McKean took the part for the happy surprises he would get from Vince Gilligan, which probably best sums up the actor’s technique. As he told IGN, “I like being surprised like everybody else. I like when Vince calls me and says, ‘Are you sitting down? This is what happens here.’ ‘Oh my god! Okay, let’s do this.’ Nothing an actor loves better than someone dropping a real chore in their lap, something they’re going to have to really go for. I did King Lear four years ago, in New York, and played Gloucester. This guy gets his eyes gouged out on stage. And I’m thinking, how can I play that scene? How can I possibly be real about the pain and the horror of that moment and not make it silly, not make it a melodrama? The thing is, you get caught up in it and it happens because that’s what Mr. Shakespeare says has to happen. And it wound up playing really well, all night, every night. We love being given the impossible.”

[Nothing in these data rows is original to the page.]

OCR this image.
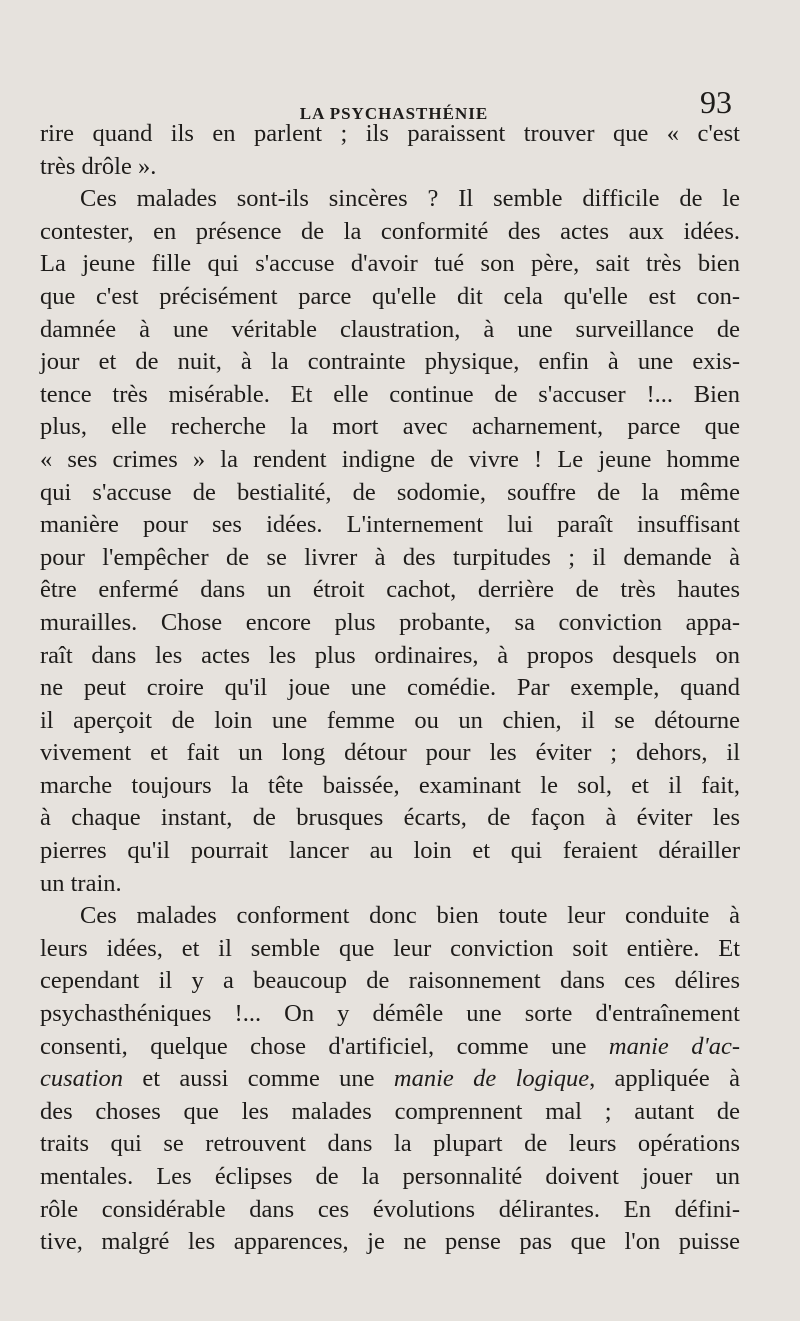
LA PSYCHASTHÉNIE	93
rire quand ils en parlent ; ils paraissent trouver que « c'est
très drôle ».
Ces malades sont-ils sincères ? Il semble difficile de le
contester, en présence de la conformité des actes aux idées.
La jeune fille qui s'accuse d'avoir tué son père, sait très bien
que c'est précisément parce qu'elle dit cela qu'elle est con-
damnée à une véritable claustration, à une surveillance de
jour et de nuit, à la contrainte physique, enfin à une exis-
tence très misérable. Et elle continue de s'accuser !... Bien
plus, elle recherche la mort avec acharnement, parce que
« ses crimes » la rendent indigne de vivre ! Le jeune homme
qui s'accuse de bestialité, de sodomie, souffre de la même
manière pour ses idées. L'internement lui paraît insuffisant
pour l'empêcher de se livrer à des turpitudes ; il demande à
être enfermé dans un étroit cachot, derrière de très hautes
murailles. Chose encore plus probante, sa conviction appa-
raît dans les actes les plus ordinaires, à propos desquels on
ne peut croire qu'il joue une comédie. Par exemple, quand
il aperçoit de loin une femme ou un chien, il se détourne
vivement et fait un long détour pour les éviter ; dehors, il
marche toujours la tête baissée, examinant le sol, et il fait,
à chaque instant, de brusques écarts, de façon à éviter les
pierres qu'il pourrait lancer au loin et qui feraient dérailler
un train.
Ces malades conforment donc bien toute leur conduite à
leurs idées, et il semble que leur conviction soit entière. Et
cependant il y a beaucoup de raisonnement dans ces délires
psychasthéniques !... On y démêle une sorte d'entraînement
consenti, quelque chose d'artificiel, comme une manie d'ac-
cusation et aussi comme une manie de logique, appliquée à
des choses que les malades comprennent mal ; autant de
traits qui se retrouvent dans la plupart de leurs opérations
mentales. Les éclipses de la personnalité doivent jouer un
rôle considérable dans ces évolutions délirantes. En défini-
tive, malgré les apparences, je ne pense pas que l'on puisse
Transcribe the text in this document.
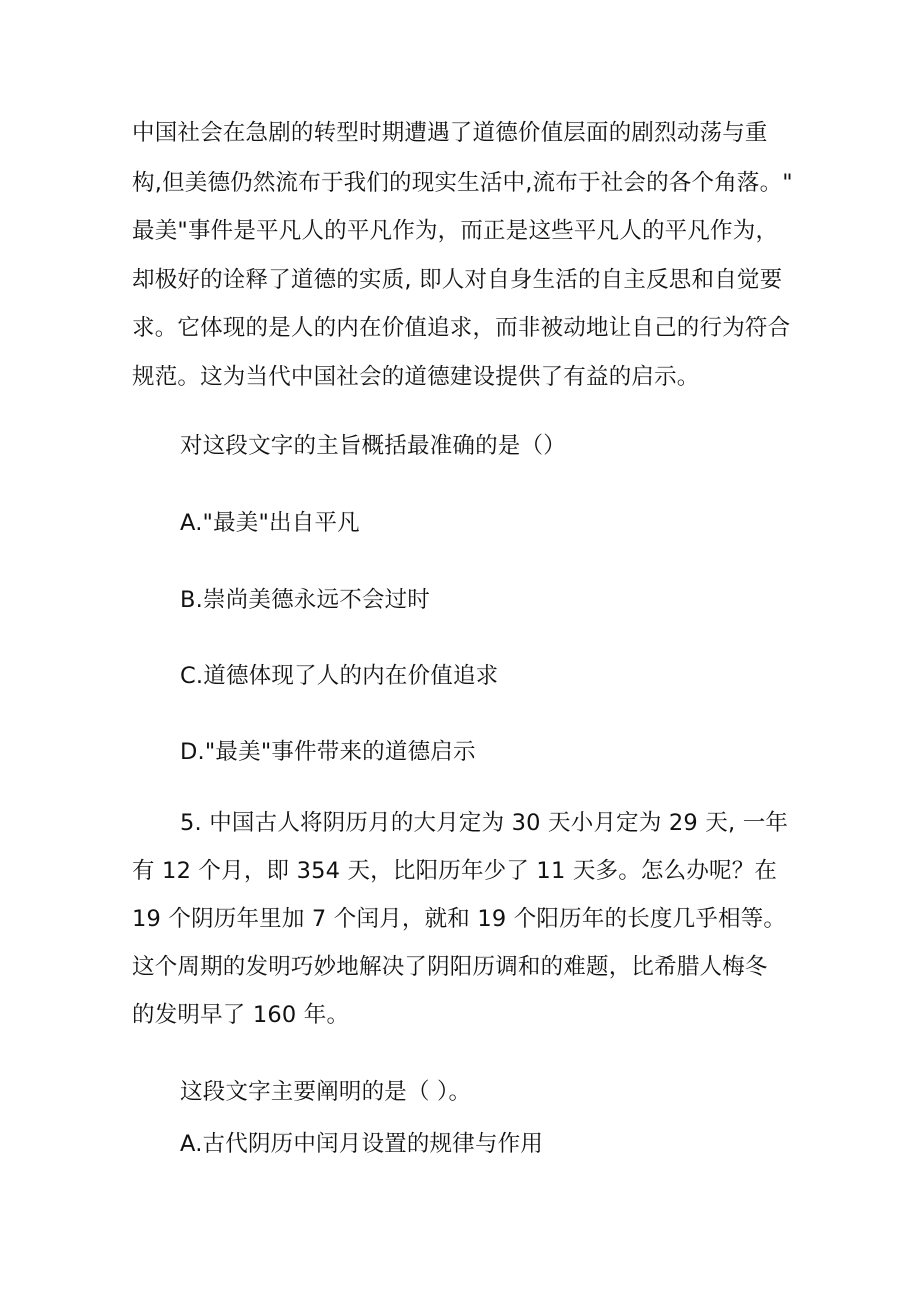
中国社会在急剧的转型时期遭遇了道德价值层面的剧烈动荡与重
构,但美德仍然流布于我们的现实生活中,流布于社会的各个角落。"
最美"事件是平凡人的平凡作为，而正是这些平凡人的平凡作为，
却极好的诠释了道德的实质, 即人对自身生活的自主反思和自觉要
求。它体现的是人的内在价值追求，而非被动地让自己的行为符合
规范。这为当代中国社会的道德建设提供了有益的启示。
对这段文字的主旨概括最准确的是（）
A."最美"出自平凡
B.崇尚美德永远不会过时
C.道德体现了人的内在价值追求
D."最美"事件带来的道德启示
5. 中国古人将阴历月的大月定为 30 天小月定为 29 天, 一年
有 12 个月，即 354 天，比阳历年少了 11 天多。怎么办呢？在
19 个阴历年里加 7 个闰月，就和 19 个阳历年的长度几乎相等。
这个周期的发明巧妙地解决了阴阳历调和的难题，比希腊人梅冬
的发明早了 160 年。
这段文字主要阐明的是（ ）。
A.古代阴历中闰月设置的规律与作用
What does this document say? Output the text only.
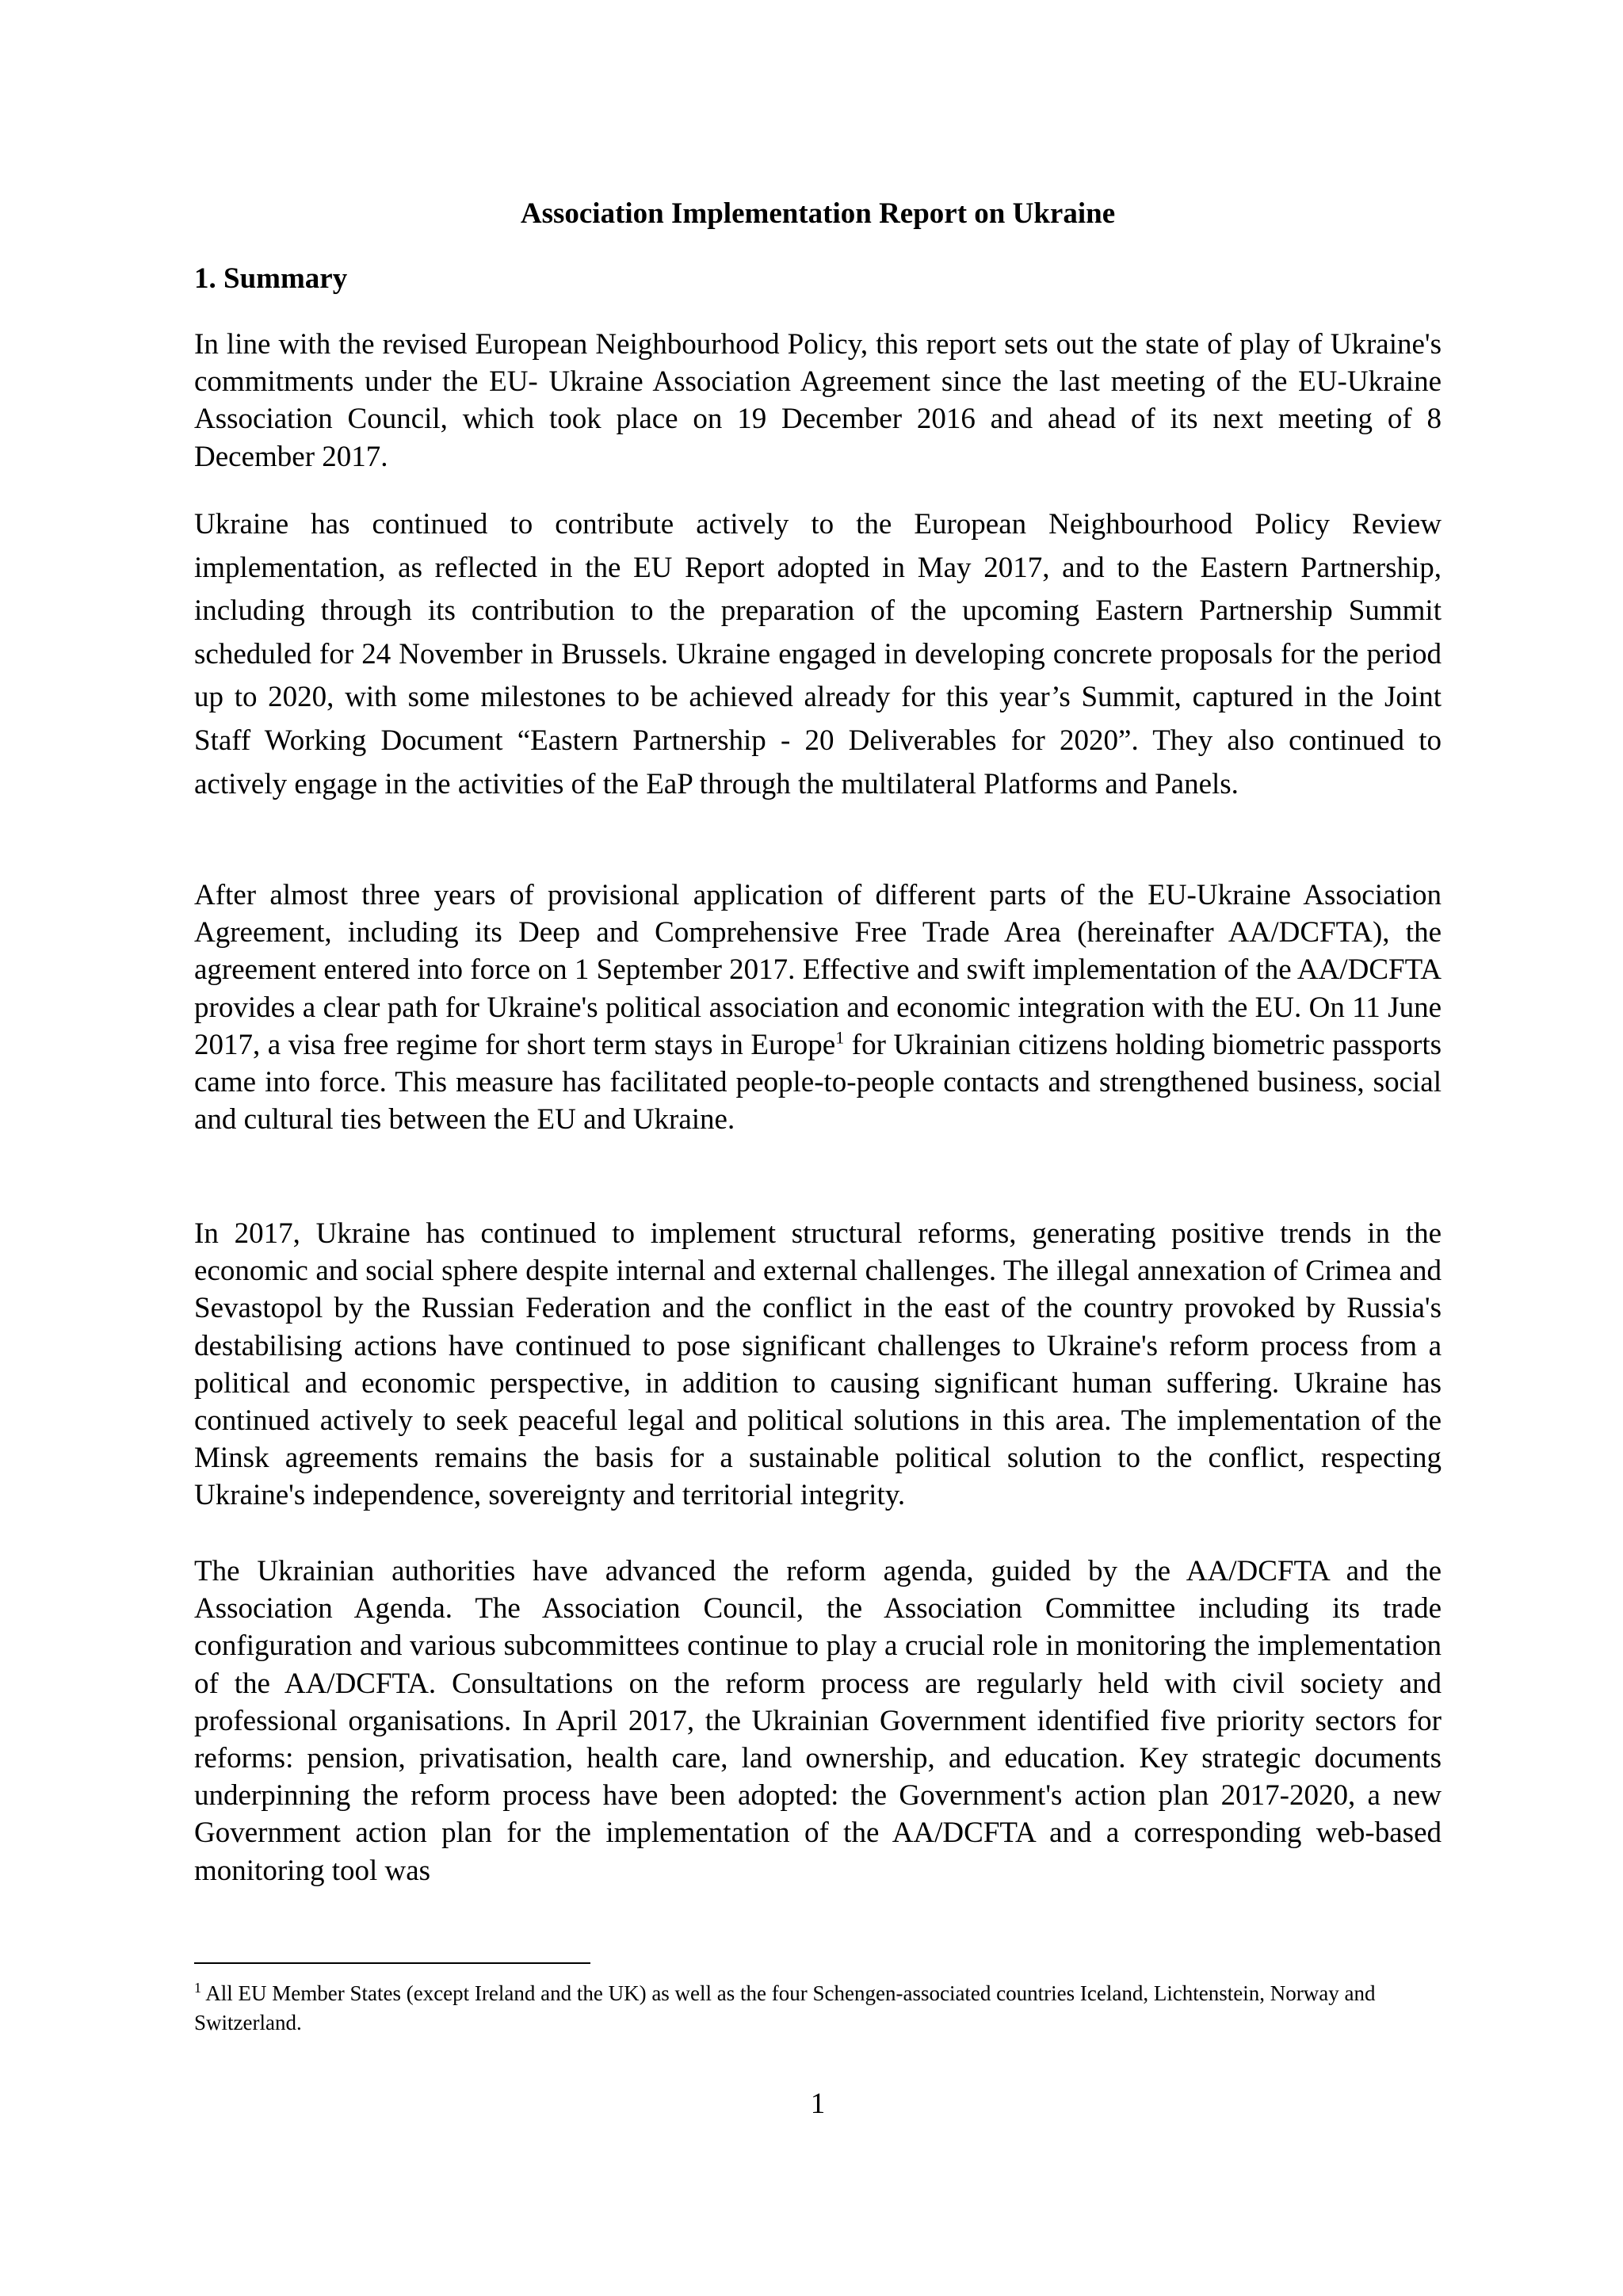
Association Implementation Report on Ukraine
1. Summary

In line with the revised European Neighbourhood Policy, this report sets out the state of play of Ukraine's commitments under the EU- Ukraine Association Agreement since the last meeting of the EU-Ukraine Association Council, which took place on 19 December 2016 and ahead of its next meeting of 8 December 2017.

Ukraine has continued to contribute actively to the European Neighbourhood Policy Review implementation, as reflected in the EU Report adopted in May 2017, and to the Eastern Partnership, including through its contribution to the preparation of the upcoming Eastern Partnership Summit scheduled for 24 November in Brussels. Ukraine engaged in developing concrete proposals for the period up to 2020, with some milestones to be achieved already for this year’s Summit, captured in the Joint Staff Working Document “Eastern Partnership - 20 Deliverables for 2020”. They also continued to actively engage in the activities of the EaP through the multilateral Platforms and Panels.

After almost three years of provisional application of different parts of the EU-Ukraine Association Agreement, including its Deep and Comprehensive Free Trade Area (hereinafter AA/DCFTA), the agreement entered into force on 1 September 2017. Effective and swift implementation of the AA/DCFTA provides a clear path for Ukraine's political association and economic integration with the EU. On 11 June 2017, a visa free regime for short term stays in Europe$^1$ for Ukrainian citizens holding biometric passports came into force. This measure has facilitated people-to-people contacts and strengthened business, social and cultural ties between the EU and Ukraine.

In 2017, Ukraine has continued to implement structural reforms, generating positive trends in the economic and social sphere despite internal and external challenges. The illegal annexation of Crimea and Sevastopol by the Russian Federation and the conflict in the east of the country provoked by Russia's destabilising actions have continued to pose significant challenges to Ukraine's reform process from a political and economic perspective, in addition to causing significant human suffering. Ukraine has continued actively to seek peaceful legal and political solutions in this area. The implementation of the Minsk agreements remains the basis for a sustainable political solution to the conflict, respecting Ukraine's independence, sovereignty and territorial integrity.

The Ukrainian authorities have advanced the reform agenda, guided by the AA/DCFTA and the Association Agenda. The Association Council, the Association Committee including its trade configuration and various subcommittees continue to play a crucial role in monitoring the implementation of the AA/DCFTA. Consultations on the reform process are regularly held with civil society and professional organisations. In April 2017, the Ukrainian Government identified five priority sectors for reforms: pension, privatisation, health care, land ownership, and education. Key strategic documents underpinning the reform process have been adopted: the Government's action plan 2017-2020, a new Government action plan for the implementation of the AA/DCFTA and a corresponding web-based monitoring tool was

$^1$ All EU Member States (except Ireland and the UK) as well as the four Schengen-associated countries Iceland, Lichtenstein, Norway and Switzerland.

1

It’s good to see McKean back on a regular basis, being watched over by his brother Jimmy even as he looks down on the ambulance chasing mouthpiece. The McGill family is obviously very close, they overlook quite a few flaws that seem obvious to the casual observer. Something is going to happen to shatter that family bond as Jimmy McGill will be forced to make the transition to Saul Goodman. But no matter how bad they break, it’s all good, man.